What is the difference between the NIST and SANS incident response frameworks?
The NIST SP 800-61 Rev 3 framework (April 2025) aligns incident response with the six CSF 2.0 functions: Govern, Identify, Protect, Detect, Respond, and Recover. It takes a strategic, governance-focused approach. The SANS framework uses six more tactical phases: Preparation, Identification, Containment, Eradication, Recovery, and Lessons Learned. Both are widely respected and cover the same core activities. This template combines SANS sequencing with NIST governance structure for maximum clarity.
Who should be on an incident response team?

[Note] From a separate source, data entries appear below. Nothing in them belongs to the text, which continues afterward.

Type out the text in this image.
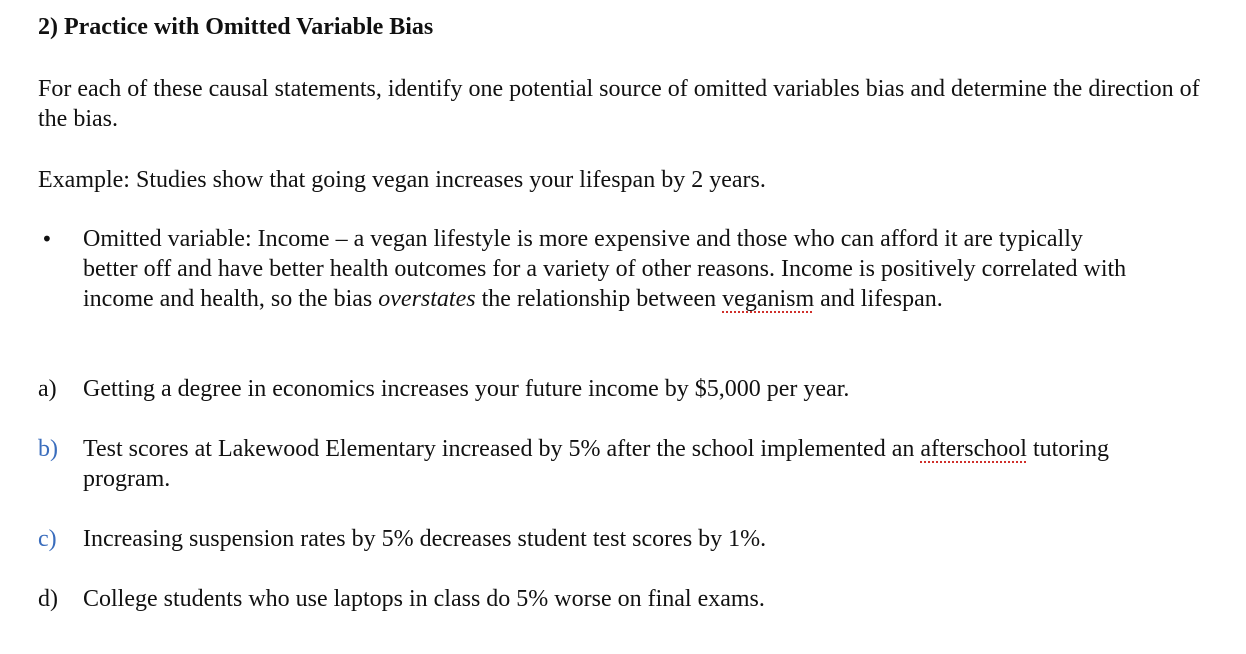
2) Practice with Omitted Variable Bias
For each of these causal statements, identify one potential source of omitted variables bias and determine the direction of the bias.
Example: Studies show that going vegan increases your lifespan by 2 years.
• Omitted variable: Income – a vegan lifestyle is more expensive and those who can afford it are typically better off and have better health outcomes for a variety of other reasons. Income is positively correlated with income and health, so the bias overstates the relationship between veganism and lifespan.
a) Getting a degree in economics increases your future income by $5,000 per year.
b) Test scores at Lakewood Elementary increased by 5% after the school implemented an afterschool tutoring program.
c) Increasing suspension rates by 5% decreases student test scores by 1%.
d) College students who use laptops in class do 5% worse on final exams.
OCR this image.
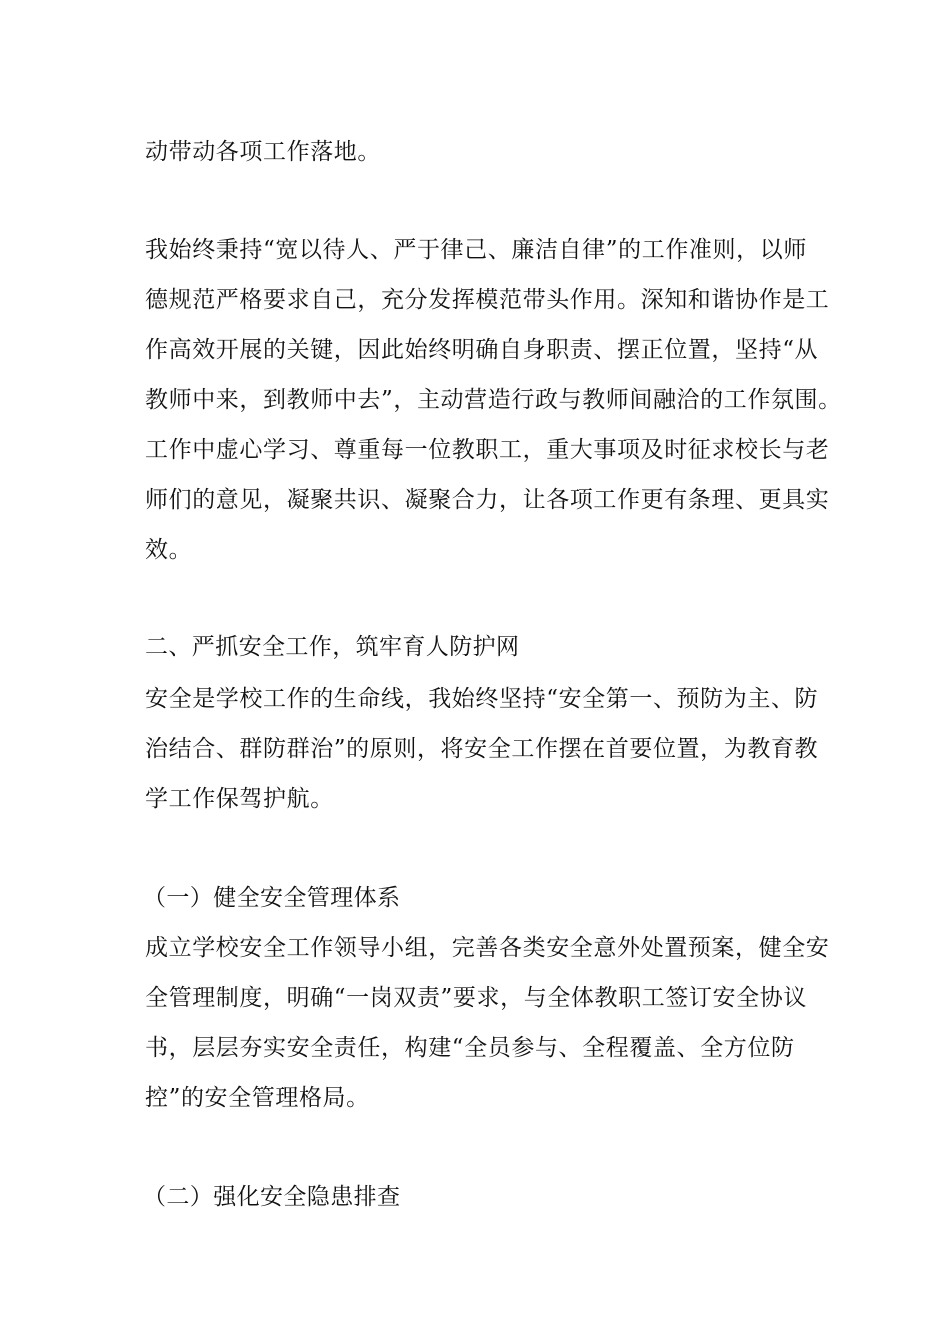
动带动各项工作落地。
我始终秉持“宽以待人、严于律己、廉洁自律”的工作准则，以师
德规范严格要求自己，充分发挥模范带头作用。深知和谐协作是工
作高效开展的关键，因此始终明确自身职责、摆正位置，坚持“从
教师中来，到教师中去”，主动营造行政与教师间融洽的工作氛围。
工作中虚心学习、尊重每一位教职工，重大事项及时征求校长与老
师们的意见，凝聚共识、凝聚合力，让各项工作更有条理、更具实
效。
二、严抓安全工作，筑牢育人防护网
安全是学校工作的生命线，我始终坚持“安全第一、预防为主、防
治结合、群防群治”的原则，将安全工作摆在首要位置，为教育教
学工作保驾护航。
（一）健全安全管理体系
成立学校安全工作领导小组，完善各类安全意外处置预案，健全安
全管理制度，明确“一岗双责”要求，与全体教职工签订安全协议
书，层层夯实安全责任，构建“全员参与、全程覆盖、全方位防
控”的安全管理格局。
（二）强化安全隐患排查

At minimum, your IRT needs five roles: an Incident Response Lead (overall coordinator), a Technical Responder (investigation and containment), Legal/Compliance counsel (regulatory assessment), a Communications Lead (internal and external messaging), and an Executive Sponsor (business decisions and resource approval). For small businesses, one person may fill multiple roles — the CEO often serves as both Executive Sponsor and Communications Lead. The most critical supplementary resource is an external IR firm on retainer for forensic support.
What regulations require an incident response plan?
Multiple: GDPR Articles 33-34 (72-hour notification), HIPAA Security Rule, PCI DSS 4.0.1 Requirement 12.10 (annual testing), the FTC Safeguards Rule (written IR plan with coordinators), SOC 2 Trust Services Criteria, the EU DORA regulation (financial sector), the EU NIS2 Directive (essential entities), and SEC cyber disclosure rules (Form 8-K within 4 business days for public companies). Many cyber insurance carriers also require a documented and tested IR plan as a policy condition.
What is the average cost of a data breach for a small business?
The global average cost of a data breach reached $4.88 million in 2024 (IBM), with US costs averaging $10.22 million in 2025. While small businesses typically face lower absolute dollar amounts, the proportional financial impact can be existential. The most actionable statistic: organizations with a tested IR plan and dedicated response team save an average of $1.49 million per breach and resolve incidents 69 days faster than those without a plan. Investing in a plan is far cheaper than recovering without one.
How long does it take to detect and contain a breach?
According to IBM's 2025 report, the mean time to identify and contain a breach dropped to 241 days — a nine-year low, partly due to more organizations detecting breaches internally rather than learning about them from attackers. However, breaches with lifecycles exceeding 200 days still cost an average of $5.46 million. A tested IR plan with defined detection procedures, escalation matrices, and pre-positioned tooling significantly reduces this timeline and lowers costs.